We also were happy with the fact that the new cosmosd daemon had no errors in the first public run. And a design- and test- first approach can also be applied to DevOps. Even with extensive unit tests and a dry run on our nodes, it was very nice to see it worked “in the wild”.

The Road Ahead

Having now performed two public testnet upgrades with this module, and refining it to the point that where it demonstrates it’s robustness, we are entering final review and discussions with the cosmos core team to merge this functionality into master. We hope this makes it in the next v0.38.0 release, so this can be available for all cosmos zones, and eventually the cosmos hub as well. (You need to have the upgrade module enabled in the pre-upgrade binary for this to work, so roll out on mainnets may take some months).
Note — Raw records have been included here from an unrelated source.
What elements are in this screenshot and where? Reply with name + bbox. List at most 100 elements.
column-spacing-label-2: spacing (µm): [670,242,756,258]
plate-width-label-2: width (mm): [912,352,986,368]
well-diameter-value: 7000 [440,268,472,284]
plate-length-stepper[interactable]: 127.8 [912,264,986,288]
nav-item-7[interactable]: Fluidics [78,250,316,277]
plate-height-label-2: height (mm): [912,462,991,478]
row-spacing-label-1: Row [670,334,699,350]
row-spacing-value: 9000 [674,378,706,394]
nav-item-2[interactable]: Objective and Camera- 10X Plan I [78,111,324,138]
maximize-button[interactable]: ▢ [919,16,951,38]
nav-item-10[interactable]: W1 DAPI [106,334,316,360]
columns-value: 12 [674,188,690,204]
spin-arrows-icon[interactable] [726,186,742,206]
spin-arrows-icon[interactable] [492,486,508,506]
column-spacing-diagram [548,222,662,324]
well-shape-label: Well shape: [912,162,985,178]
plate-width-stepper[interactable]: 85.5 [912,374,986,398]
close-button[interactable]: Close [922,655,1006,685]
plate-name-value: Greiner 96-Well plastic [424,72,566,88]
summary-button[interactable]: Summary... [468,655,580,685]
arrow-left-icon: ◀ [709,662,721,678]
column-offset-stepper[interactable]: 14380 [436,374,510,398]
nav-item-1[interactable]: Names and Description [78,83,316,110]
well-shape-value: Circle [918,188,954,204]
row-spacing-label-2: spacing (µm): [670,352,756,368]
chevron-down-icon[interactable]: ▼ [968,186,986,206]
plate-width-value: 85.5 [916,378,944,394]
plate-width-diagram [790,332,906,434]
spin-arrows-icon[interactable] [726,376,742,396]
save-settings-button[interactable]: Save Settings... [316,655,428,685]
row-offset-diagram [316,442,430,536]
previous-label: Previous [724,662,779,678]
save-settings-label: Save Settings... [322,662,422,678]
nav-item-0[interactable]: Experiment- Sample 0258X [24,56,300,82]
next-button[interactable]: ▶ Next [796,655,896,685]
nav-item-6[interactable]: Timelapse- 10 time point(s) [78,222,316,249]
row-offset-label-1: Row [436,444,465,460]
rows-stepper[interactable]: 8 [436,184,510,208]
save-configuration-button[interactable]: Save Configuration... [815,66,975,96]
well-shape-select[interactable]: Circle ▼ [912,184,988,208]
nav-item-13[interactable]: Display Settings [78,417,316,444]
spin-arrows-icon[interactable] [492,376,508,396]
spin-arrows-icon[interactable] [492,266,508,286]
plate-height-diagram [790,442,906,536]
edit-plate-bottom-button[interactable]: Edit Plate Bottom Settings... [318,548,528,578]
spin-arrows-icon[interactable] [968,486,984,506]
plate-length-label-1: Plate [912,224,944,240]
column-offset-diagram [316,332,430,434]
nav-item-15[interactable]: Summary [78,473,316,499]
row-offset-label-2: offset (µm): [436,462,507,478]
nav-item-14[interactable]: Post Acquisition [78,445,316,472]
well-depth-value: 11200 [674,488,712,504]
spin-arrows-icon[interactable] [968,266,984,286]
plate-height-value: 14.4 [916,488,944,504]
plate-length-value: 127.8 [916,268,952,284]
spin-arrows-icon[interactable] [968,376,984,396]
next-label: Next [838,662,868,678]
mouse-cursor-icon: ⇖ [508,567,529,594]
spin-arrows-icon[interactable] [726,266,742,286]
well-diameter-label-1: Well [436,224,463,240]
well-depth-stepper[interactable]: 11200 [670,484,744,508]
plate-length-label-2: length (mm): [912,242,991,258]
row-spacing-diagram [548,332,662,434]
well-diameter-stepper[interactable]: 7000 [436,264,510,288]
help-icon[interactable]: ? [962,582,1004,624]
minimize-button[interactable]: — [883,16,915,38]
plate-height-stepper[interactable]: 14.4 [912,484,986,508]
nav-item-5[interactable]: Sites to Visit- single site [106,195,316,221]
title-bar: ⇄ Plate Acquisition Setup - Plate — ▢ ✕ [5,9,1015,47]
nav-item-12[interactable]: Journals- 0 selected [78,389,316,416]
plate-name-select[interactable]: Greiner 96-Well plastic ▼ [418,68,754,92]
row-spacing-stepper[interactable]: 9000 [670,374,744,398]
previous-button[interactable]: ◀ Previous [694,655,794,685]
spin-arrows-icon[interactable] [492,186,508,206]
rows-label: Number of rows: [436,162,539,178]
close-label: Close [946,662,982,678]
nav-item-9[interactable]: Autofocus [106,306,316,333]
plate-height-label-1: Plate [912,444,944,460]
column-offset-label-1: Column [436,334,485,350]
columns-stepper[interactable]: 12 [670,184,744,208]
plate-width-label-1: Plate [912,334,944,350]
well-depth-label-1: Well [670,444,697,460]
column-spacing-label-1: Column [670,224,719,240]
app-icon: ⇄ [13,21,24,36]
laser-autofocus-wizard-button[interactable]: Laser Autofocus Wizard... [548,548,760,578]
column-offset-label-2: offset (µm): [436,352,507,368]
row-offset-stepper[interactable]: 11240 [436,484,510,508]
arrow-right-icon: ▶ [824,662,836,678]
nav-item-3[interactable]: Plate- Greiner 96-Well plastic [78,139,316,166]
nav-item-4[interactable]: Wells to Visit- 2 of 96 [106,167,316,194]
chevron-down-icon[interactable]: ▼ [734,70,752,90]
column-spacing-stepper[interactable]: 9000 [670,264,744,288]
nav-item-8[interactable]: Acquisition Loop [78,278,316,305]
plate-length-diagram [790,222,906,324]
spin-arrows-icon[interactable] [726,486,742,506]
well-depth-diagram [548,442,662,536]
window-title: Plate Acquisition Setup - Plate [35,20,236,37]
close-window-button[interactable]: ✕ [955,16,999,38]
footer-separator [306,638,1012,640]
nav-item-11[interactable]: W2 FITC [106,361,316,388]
The only open feature we discussed was how to handle aborting the upgrade if the migration step fails. Currently, we call an arbitrary migration handle in the beginning of the first post-upgrade block with the new binary. But watching other events shows us we need a backup plan to roll back if this doesn’t work (rather than just getting stuck). There is a design document in progress, but the general idea is that the old binary can be configured to treat this upgrade as a “no op” and carry on in the old mode. Either by making an alternate binary (bugfix release off of the pre-upgrade binary with a no op handler registered), or adding a command-line flag to the old binary to skip an upgrade. If the new binary fails to start, nothing will be written to disk, and all validators can just revert to an alternate binary or the original binary with a flag, and then carry on as if nothing happened — no snapshots needed.

We look forward to finalizing this functionality in a way that supports all chains in the cosmos ecosystem, and invite anyone interested to join us in our developer and validator group, or join the regen testnet to see this in practice.